Wednesday, 7 May 2008

Israel, an irreparable mistake, by Chris van der Heijden

Bert @ Dutch Blog Israel has a post (Angels and demons) on double standards: balanced shades of grey when dealing with WWII Dutch collaboration and a pitch-black approach when it comes to Israel:

"In order to provide a cheerful note to a somber day, here is a picture of a feline Hitler-lookalike, found here via the weblog of a Dutch journalist-blogger who today will tell Dutch-Jewish teenagers how as a young girl she lived in hiding from the Germans and their Dutch collaborators.


By the way, the son of such a collaborator, who is a respected and successful historian and journalist, wrote a book on the occasion of Israel's 60th anniversary, titled Israel, an irreparable mistake.

Last week I saw him - online - on Dutch television being interviewed about the book. That his father was a very senior member of the most notorious and anti-Semitic part of the Dutch National-Socialist Movement (another son - a famous actor, playwright and screenwriter - tells us about their father's wartime past on his website) is of course not the man's responsibility, and normally a person's parents' past is not necessary relevant when judging that person's work. Nevertheless, I could not help noticing that this historian - who became famous with his book Grey Past, in which he fervently argues in favor of a balanced, non-judgemental approach towards the history of WWII and attacks the ways in which the Dutch until the 1980s and 1990s divided the players of that history rigorously into goed and fout (right and wrong) or white and black - has no problem whatsoever with a black-and-white-approach when it comes to judging (the genesis of) the state of Israel (and the immediate aftermath of that genesis).

I have no idea about Chris van der Heijden's expertise in history of Zionism and/or the Middle East, but from what he said on television and from the available online information about this book it is crystal clear that for him Israel is not white or grey but pitch-black. In the interview he tells about a Palestinian girl who was raped and murdered by Israeli soldiers during Israel's War of Independence (1948-9).
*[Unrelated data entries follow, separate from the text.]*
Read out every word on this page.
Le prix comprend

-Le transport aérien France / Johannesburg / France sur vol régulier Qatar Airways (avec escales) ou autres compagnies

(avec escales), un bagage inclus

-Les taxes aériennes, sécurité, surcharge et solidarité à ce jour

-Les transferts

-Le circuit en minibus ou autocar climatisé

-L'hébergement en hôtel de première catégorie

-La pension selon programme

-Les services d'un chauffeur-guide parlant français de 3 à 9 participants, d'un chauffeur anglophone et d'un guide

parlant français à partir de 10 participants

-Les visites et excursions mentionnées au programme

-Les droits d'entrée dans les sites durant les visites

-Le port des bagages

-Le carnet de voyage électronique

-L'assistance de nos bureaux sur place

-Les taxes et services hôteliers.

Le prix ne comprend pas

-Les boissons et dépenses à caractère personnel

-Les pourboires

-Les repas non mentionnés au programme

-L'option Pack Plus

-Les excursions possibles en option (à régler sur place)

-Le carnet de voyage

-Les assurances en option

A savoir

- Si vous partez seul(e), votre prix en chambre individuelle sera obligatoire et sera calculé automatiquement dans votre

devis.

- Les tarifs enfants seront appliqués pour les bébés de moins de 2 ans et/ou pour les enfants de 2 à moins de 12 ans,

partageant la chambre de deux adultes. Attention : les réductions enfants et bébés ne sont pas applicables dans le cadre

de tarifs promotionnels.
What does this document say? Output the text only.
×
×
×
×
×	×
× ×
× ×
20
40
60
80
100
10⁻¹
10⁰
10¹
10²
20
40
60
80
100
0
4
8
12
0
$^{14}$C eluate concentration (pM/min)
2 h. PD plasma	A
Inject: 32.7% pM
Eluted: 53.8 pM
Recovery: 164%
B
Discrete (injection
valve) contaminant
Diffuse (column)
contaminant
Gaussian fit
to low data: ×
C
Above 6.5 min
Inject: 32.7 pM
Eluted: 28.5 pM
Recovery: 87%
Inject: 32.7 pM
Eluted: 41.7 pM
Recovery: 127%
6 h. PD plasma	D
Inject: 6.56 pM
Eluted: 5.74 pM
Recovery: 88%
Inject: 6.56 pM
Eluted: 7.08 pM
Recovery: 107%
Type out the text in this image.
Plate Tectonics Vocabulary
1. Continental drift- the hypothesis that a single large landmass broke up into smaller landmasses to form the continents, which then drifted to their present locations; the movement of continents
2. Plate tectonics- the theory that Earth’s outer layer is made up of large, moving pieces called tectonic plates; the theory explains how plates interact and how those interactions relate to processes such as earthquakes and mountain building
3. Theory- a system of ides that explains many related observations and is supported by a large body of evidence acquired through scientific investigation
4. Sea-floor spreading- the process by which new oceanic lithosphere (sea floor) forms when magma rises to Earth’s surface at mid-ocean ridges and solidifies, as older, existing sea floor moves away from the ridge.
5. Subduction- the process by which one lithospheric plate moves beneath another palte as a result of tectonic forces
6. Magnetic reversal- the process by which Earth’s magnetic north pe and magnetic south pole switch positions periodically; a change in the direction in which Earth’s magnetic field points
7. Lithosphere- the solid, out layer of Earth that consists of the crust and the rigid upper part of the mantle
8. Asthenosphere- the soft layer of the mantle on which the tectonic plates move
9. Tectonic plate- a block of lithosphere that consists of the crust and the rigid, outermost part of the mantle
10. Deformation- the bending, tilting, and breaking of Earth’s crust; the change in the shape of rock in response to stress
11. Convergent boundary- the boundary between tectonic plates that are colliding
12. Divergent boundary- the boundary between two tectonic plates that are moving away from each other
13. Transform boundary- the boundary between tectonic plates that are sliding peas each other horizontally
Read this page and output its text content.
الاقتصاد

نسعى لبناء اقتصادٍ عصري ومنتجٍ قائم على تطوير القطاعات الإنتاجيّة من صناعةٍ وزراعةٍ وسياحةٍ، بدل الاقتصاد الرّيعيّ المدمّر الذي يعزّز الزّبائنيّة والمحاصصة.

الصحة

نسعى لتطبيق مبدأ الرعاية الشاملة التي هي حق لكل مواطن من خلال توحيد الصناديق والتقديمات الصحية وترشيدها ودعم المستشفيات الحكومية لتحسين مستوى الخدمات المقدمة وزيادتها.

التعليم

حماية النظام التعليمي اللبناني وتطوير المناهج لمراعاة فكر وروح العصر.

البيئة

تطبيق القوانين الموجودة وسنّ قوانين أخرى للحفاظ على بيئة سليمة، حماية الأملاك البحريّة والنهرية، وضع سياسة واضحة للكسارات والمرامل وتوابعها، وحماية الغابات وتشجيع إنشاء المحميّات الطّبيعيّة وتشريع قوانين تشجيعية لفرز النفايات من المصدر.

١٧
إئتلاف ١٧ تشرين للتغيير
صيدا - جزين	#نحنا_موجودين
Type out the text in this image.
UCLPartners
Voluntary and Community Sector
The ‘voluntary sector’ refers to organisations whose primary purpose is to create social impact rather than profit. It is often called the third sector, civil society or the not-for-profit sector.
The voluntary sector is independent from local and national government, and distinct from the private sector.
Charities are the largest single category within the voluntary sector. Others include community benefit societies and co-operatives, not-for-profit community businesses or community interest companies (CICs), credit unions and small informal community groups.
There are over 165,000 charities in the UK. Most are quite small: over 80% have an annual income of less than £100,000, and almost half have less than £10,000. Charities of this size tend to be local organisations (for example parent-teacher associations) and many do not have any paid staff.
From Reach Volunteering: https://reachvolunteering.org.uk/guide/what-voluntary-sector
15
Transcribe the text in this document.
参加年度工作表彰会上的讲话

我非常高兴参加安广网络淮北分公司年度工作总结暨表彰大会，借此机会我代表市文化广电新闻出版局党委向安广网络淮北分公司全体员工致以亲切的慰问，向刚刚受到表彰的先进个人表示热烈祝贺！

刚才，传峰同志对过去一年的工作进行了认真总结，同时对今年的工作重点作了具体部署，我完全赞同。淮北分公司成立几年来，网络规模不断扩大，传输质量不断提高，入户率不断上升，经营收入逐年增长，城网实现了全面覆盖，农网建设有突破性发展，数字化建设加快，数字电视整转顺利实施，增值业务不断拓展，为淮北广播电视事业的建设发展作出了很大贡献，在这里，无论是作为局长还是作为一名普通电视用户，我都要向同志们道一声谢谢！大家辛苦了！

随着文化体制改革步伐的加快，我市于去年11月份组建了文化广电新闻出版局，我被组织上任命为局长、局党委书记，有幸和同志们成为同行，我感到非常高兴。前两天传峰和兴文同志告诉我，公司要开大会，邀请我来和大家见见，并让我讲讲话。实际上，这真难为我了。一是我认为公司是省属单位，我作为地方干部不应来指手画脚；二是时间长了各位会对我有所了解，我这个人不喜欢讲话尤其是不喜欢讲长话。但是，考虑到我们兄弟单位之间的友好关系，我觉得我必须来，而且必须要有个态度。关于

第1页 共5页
This sad and shameful episode of Israel's history, which appears in Ben Gurion's diary, was made public in the fall of 2003 through an article in Ha'Aretz ( and not only three years ago, as VdH claims ).

I am sure that Israeli soldiers committed more criminal acts during that war than that single one (a war is a war, which is a fact, not an excuse), the most (in)famous act being Dir Yassin. But why does this historian pick out only one sad horror story that highlights the guilt and cruelty of only one side, and not also mention the massacre - perpetrated by Jordanian and other Arab soldiers and 'irregulars' - of the defenders of Kfar Etzion after they had surrendered, on the eve of the declaration of Israel's independence? Or the massacre of 79 civilians, among them many nurses and doctors, who traveled in a civilian convoy to the Hadassah Hospital on Mount Scopus, one month earlier?

A friend of mine sent me a quote by Hans Teeuwen, a popular Dutch comedian, a quote which illustrates very well the contrast between Chris van der Heijden's passionate plea for a balanced approach to the history of WWII and his utterly one-sided view of the Israeli-Arab/Palestinian conflict, and which might shed some light on the rationale behind his work: "Well, people talk all the time about those Jews and everything, but those Germans were no angels either!"."